I am not at all fond of Lent. Is anyone?
February happens to be my least favorite time of year ... The weather is gray, the fun and excitement of the holidays are over, and now Lent calls us get through long, dull, indoor days without our favorite comforts like chocolate or television?
Late winter is hard enough. It might be easier to be open to sacrifice during the easy, comfortable days of summer, but I would never choose a late-winter Lent on my own.
But here’s something I have been thinking about this Ash Wednesday:
My kids hate it when I make them eat their vegetables before having dessert. They complain loudly when I force them to struggle through difficult school assignments or take a bath when there are more interesting things to do.
But I make them do difficult things because I love them and want what’s best for them. Sometimes the difficult thing is the best thing for us. Sometimes the difficult thing is best for us because it’s difficult.

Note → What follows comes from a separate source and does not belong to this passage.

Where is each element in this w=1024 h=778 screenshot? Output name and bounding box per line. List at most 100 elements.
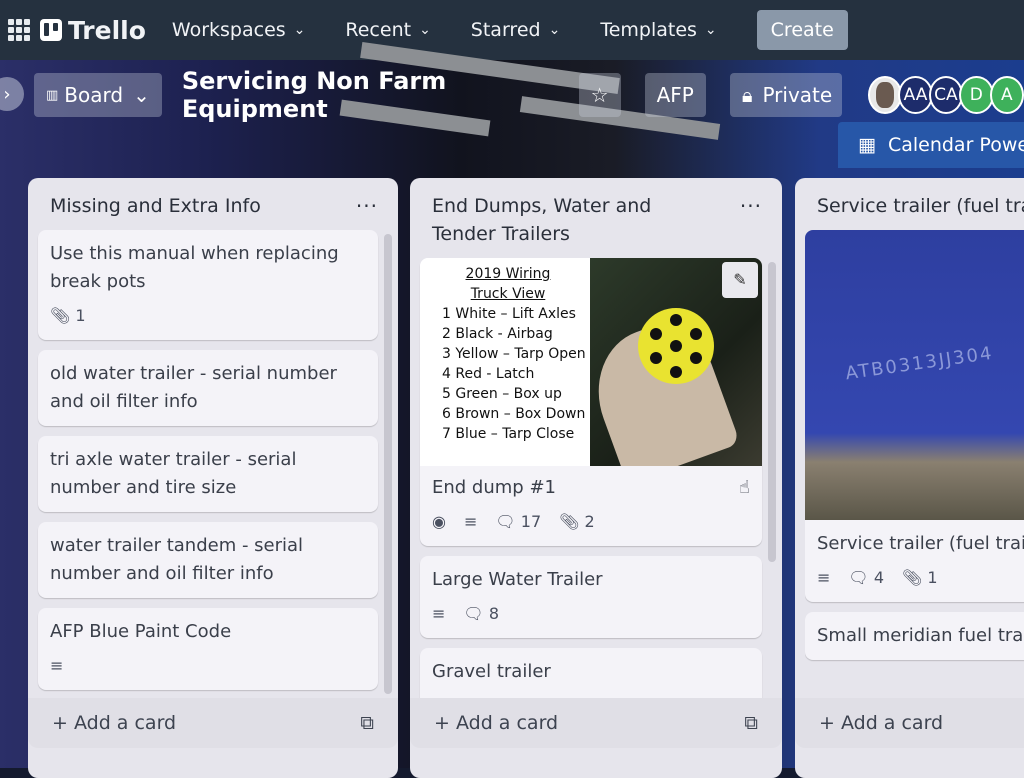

Left to our own devices, we all too easily lose ourselves to the comfort of easy living and attachment to material goods. Especially those of us fortunate enough to live lives of relative indulgence with ample food, nice clothes, cars, and entertainment, stand to benefit greatly from an uncomfortable, obligatory season of sacrifice.
Mother Church knows what’s best for us—and She sees that we do it—even when we don’t want to.
During Lent, the Church nudges us toward growth through increased prayer, austerity, and sacrifice. She does this because it’s what is best for us and what will ultimately lead us to true happiness.
If we never gave up the comforts we enjoy, we would never truly know the sweetness of Easter.
If you haven’t already chosen something to give up this Lent, check out Tom Hoopes’s list for inspiration.
Then, if you are still uncertain, here are 3 ways to help you determine what might be standing between you and spiritual growth this Lent:
1. Ask Yourself. If Jesus were to walk through your front door this afternoon, what would you be most embarrassed for him to catch you doing? Watching TV or wasting time? Grousing at your spouse or kids? Gossiping? Overeating? Maybe it’s time to remove or cut down on that embarrassing habit.
2. Ask Others. If you dared to ask your spouse, children, or friends what your greatest flaw is (and they dared to answer) what would they say? If you really aren’t sure, you might try asking this question in a non-threatening way: “If you could change one thing about me or our relationship, what would it be?” Listen to their answers without defensiveness.
3. Ask God. Carve 15 minutes out of your day today. Sit quietly somewhere alone, ask God to show you what he wants most from you this Lent, and then sit still and listen. Don’t pray. Don’t talk. If you feel yourself balk at a thought or idea of something to give up, force yourself to consider it completely. God nudges more often that he shouts. Listen to the nudging with an open heart and mind.
Today, the Church marks us with ashes and commands us to “turn away from sin and be faithful to the Gospel.”
However uncomfortable it might make us, we all have he same duty today and for the next 40 days: Listen to your Mother!